Il n’est évidemment pas question de ne pas vérifier le niveau des médecins qui viennent de l’étranger mais des prérequis devraient être posés comme le fait que nous traitons avec des médecins thésés qu’on ne peut plus faire lanterner des années. Nos collègues dans l’Union européenne l’ont bien compris et ont souvent des procédures beaucoup plus courtes. On parle de responsabiliser les acteurs de l’hôpital mais cette nouvelle procédure est la négation de l’autonomie des établissements profitant de la fiction que ce personnel n’est pas essentiel au fonctionnement de nos hôpitaux. De nombreux chefs de services qui emploient ces médecins savent faire un entretien d’embauche et savent juger du niveau de ces médecins.

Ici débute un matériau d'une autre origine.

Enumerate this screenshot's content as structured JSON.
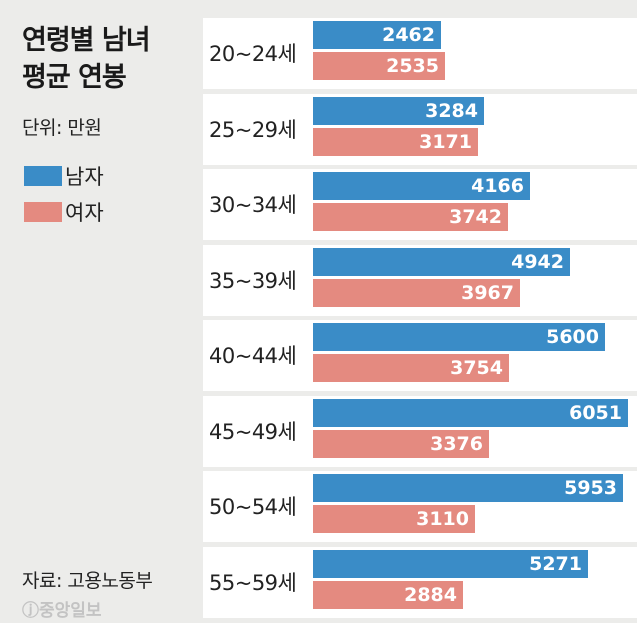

Il faut laisser l’autonomie de choix aux médecins à diplôme étranger et aux établissements et si ces médecins sont autant essentiels, il faut que leurs salaires soient équivalents à ceux des collègues qu’ils remplacent et qui ne reviendront pas Il sera donc également nécessaire de réformer la grille salariale de ces praticiens. A travail égal, salaire égal. Le système actuel avec la concurrence des autres pays confrontés aux mêmes problématiques va assécher nos hôpitaux, renforcer l’intérim et conduire à la fermeture ou la réduction de services de beaucoup d’établissements. C’est au fond la question du maintien du maillage hospitalier français actuel qui est posé.
En conclusion, il faut que notre système soit pragmatique mais aussi moral, remerciant ces médecins venus faire chez nous des tâches que les médecins que nous formons ne veulent plus faire. Et au-delà de toutes considérations administratives, ces médecins ont participé en première ligne à la lutte de nos hôpitaux publics contre l’épidémie de COVID, avec les risques pour leur santé, l’absence de possibilité de retour fréquent dans leur pays et auprès de leur famille. Nous leur sommes aussi redevables en les traitant pour ce qu’ils sont, bons collègues, nos collaborateurs et nos amis. Sans démagogie. Et sans xénophobie.